Senator John Fetterman’s hospitalization for severe depression, just six weeks after he assumed office, is 2023’s least surprising news story so far. We all knew that something like this would happen, right?
Also unsurprising is the reaction of the usual media suspects. Having acquiesced in—or colluded with—his handlers’ coverup of Fetterman’s condition after he suffered a severe stroke on the eve of the Pennsylvania Democratic primaries, they’re now trying to reframe a horrible story about the mistreatment and political exploitation of a sick man as a tale of heroism and candor.
Really, it’s enough to gag a maggot.
When Fetterman stroked out, his political handlers—with his wife very much in the lead—did all they could to minimize what had happened. Gisele Barreto Fetterman described the stroke as a minor blip. It was no big deal, she insisted; after a brief time-out, her husband would be fit to resume his campaign for a Pennsylvania Senate seat.
This was a lie. And much of the media went along with it.
The stroke left Fetterman significantly disabled, with severe speech and auditory problems. We know now that he was clearly unfit to continue as a candidate. As any physician will attest, the months immediately following a stroke are critical. The patient must spend those days and weeks concentrating on recovery and rehabilitation, to the exclusion of all other matters. If he does not, that time is lost—and with it goes the chance for the fullest possible recovery.
John Fetterman was deprived of that chance, thanks to the selfish ambitions of his wife and his political team.
So now the journalists who played a role in that atrocious breach of trust are striving to clean up the story. In their telling, it’s all about the challenges faced by disabled people. It’s about John Fetterman’s courage and, of course, it’s about the wonderfulness of his ever-supportive wife. Here’s a cringe-inducing example of the fawning over Gisele, from The Atlantic. How the writer, Sara Stewart, managed to complete this piece without losing her lunch, I don’t know.
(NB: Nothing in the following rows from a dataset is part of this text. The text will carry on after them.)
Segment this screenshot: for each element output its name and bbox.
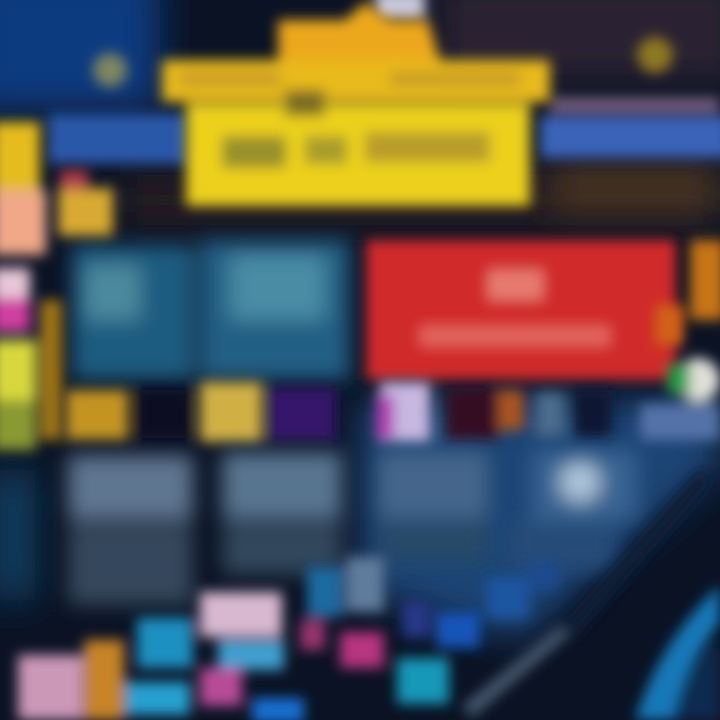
panel: teal left bbox=[72, 240, 350, 380]
top decorations bbox=[93, 0, 673, 87]
row of small tiles bbox=[66, 382, 612, 442]
bottom colourful tiles bbox=[18, 557, 558, 720]
red panel text smudge bbox=[420, 270, 610, 346]
row of grey-blue cards bbox=[68, 450, 637, 605]
title text smudges bbox=[180, 72, 520, 168]
panel: red right bbox=[366, 240, 676, 380]
right side stickers bbox=[640, 240, 720, 440]
title sign bbox=[162, 2, 550, 206]
bottom right blue curve bbox=[635, 585, 720, 720]
left column stickers bbox=[0, 122, 113, 450]
diagonal grey rail bbox=[462, 470, 712, 718]
blue banner bands bbox=[48, 98, 720, 164]
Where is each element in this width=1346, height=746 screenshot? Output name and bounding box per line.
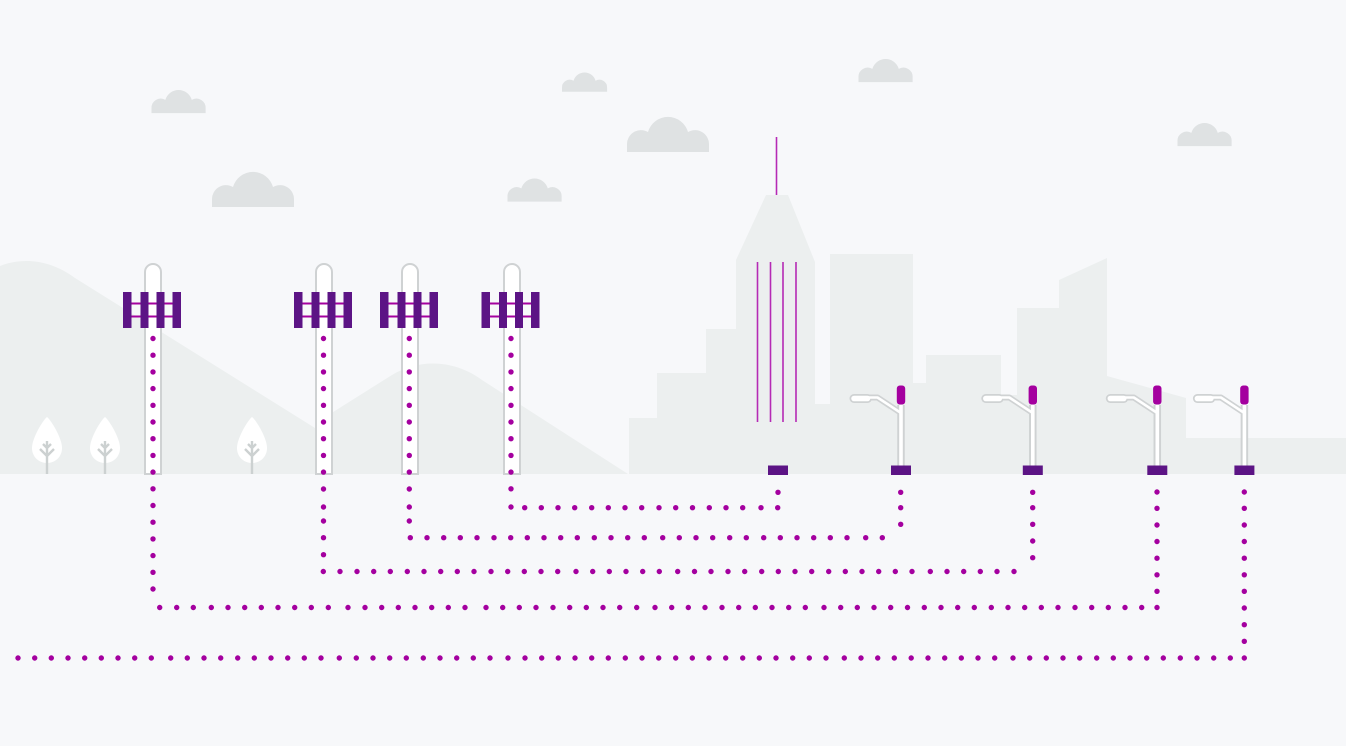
cloud 7 [1177,123,1232,146]
cell tower 2 [294,264,352,474]
cloud 3 [507,178,562,202]
dotted route: street light 4 to off-page [18,492,1244,658]
cloud 1 [151,90,206,113]
cell tower 1 [123,264,181,474]
tree 1 [32,417,62,474]
street light 1 [854,386,911,475]
cloud 4 [562,72,607,92]
building cables [758,262,796,422]
tree 2 [90,417,120,474]
dotted route: tower 4 to building [511,338,778,508]
dotted route: tower 1 to street light 3 [153,338,1157,608]
building base [768,466,788,475]
cloud 6 [858,59,913,82]
street light 4 [1197,386,1254,475]
street light 3 [1110,386,1167,475]
cloud 5 [627,117,709,152]
dotted route: tower 3 to street light 1 [409,338,901,538]
tree 3 [237,417,267,474]
dotted route: tower 2 to street light 2 [323,338,1033,572]
street light 2 [986,386,1043,475]
cell tower 3 [380,264,438,474]
city skyline [629,195,1346,474]
cell tower 4 [482,264,540,474]
building antenna [776,137,778,195]
cloud 2 [212,172,294,207]
hills [0,261,628,474]
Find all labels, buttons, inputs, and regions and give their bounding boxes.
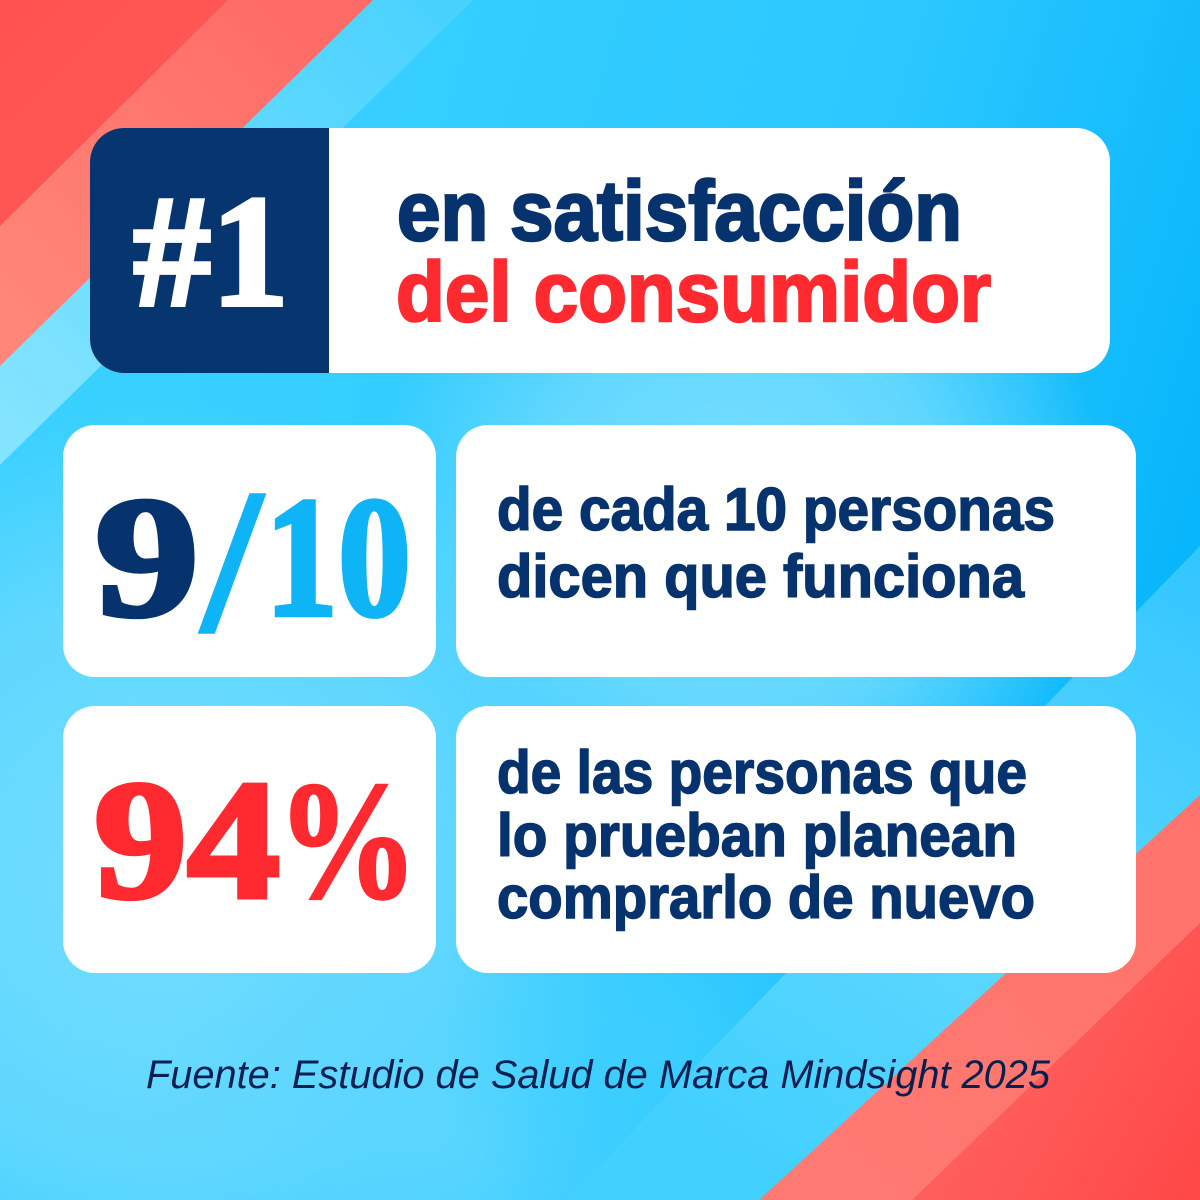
description text: comprarlo de nuevo [497,864,1035,931]
stat: 94%: % [277,748,418,934]
stat: 9/10: / [198,446,265,676]
heading text: en satisfacción [397,164,962,258]
source note: Fuente: Estudio de Salud de Marca Mindsight 2025 [146,1053,1051,1097]
stat: 94%: 94 [94,746,280,934]
stat: 9/10: 9 [95,463,199,653]
panel: 9/10 number [63,425,436,677]
stat: 94% [94,746,418,934]
heading text: del consumidor [396,245,991,339]
description text: lo prueban planean [497,802,1017,869]
stat: 9/10 [95,446,411,676]
badge: #1 [90,128,329,373]
description text: de cada 10 personas [497,476,1055,543]
description text [497,739,1035,931]
badge: #1: #1 [133,162,289,340]
stat: 9/10: 10 [265,463,411,653]
heading text [396,164,991,339]
description text [497,476,1055,610]
description text: de las personas que [497,739,1027,806]
panel: #1 headline [90,128,1110,373]
panel: 94% number [63,706,436,973]
panel: 9/10 description [456,425,1136,677]
description text: dicen que funciona [497,543,1025,610]
panel: 94% description [456,706,1136,973]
It strikes me as doubtful that John Fetterman is feeling at all courageous. Hospitalized for severe depression, he must be acutely conscious of the road that led him there. Depression, as I well know from the similar experience of a family member, is one of the aftereffects of stroke. The patient knows that he’s not the man he used to be, and fears that he’ll never make it all the way back. The extent to which he does recover is contingent on the work he puts into recovery, which is a long, arduous, frequently disheartening process. It’s then, when the patient’s spirits are at their lowest ebb, that the love and support of friends and family are most vital.
John Fetterman got none of that. To put it shortly, brutally, but truthfully, he was hung out to dry by the people who should have placed his best interests above their own political ambitions. In an alternate reality where they did the right thing, Fetterman might have recovered sufficiently to resume his political career at a later date. Instead, he was pushed past the limit of his endurance, and his victory in the 2020 election was a poisoned chalice.
The political dimension of this story is beside the point. Had Fetterman dropped out, the Pennsylvania Democratic Party would have had no trouble finding another candidate to put up against Dr. Mehmet Oz, the decidedly unimpressive GOP contender. But no, instead they ran a guy who had better things to do—like recover his health.
Shame on them all.
And we'd have a real senator from Pennsylvania, of whatever party. What a disgrace.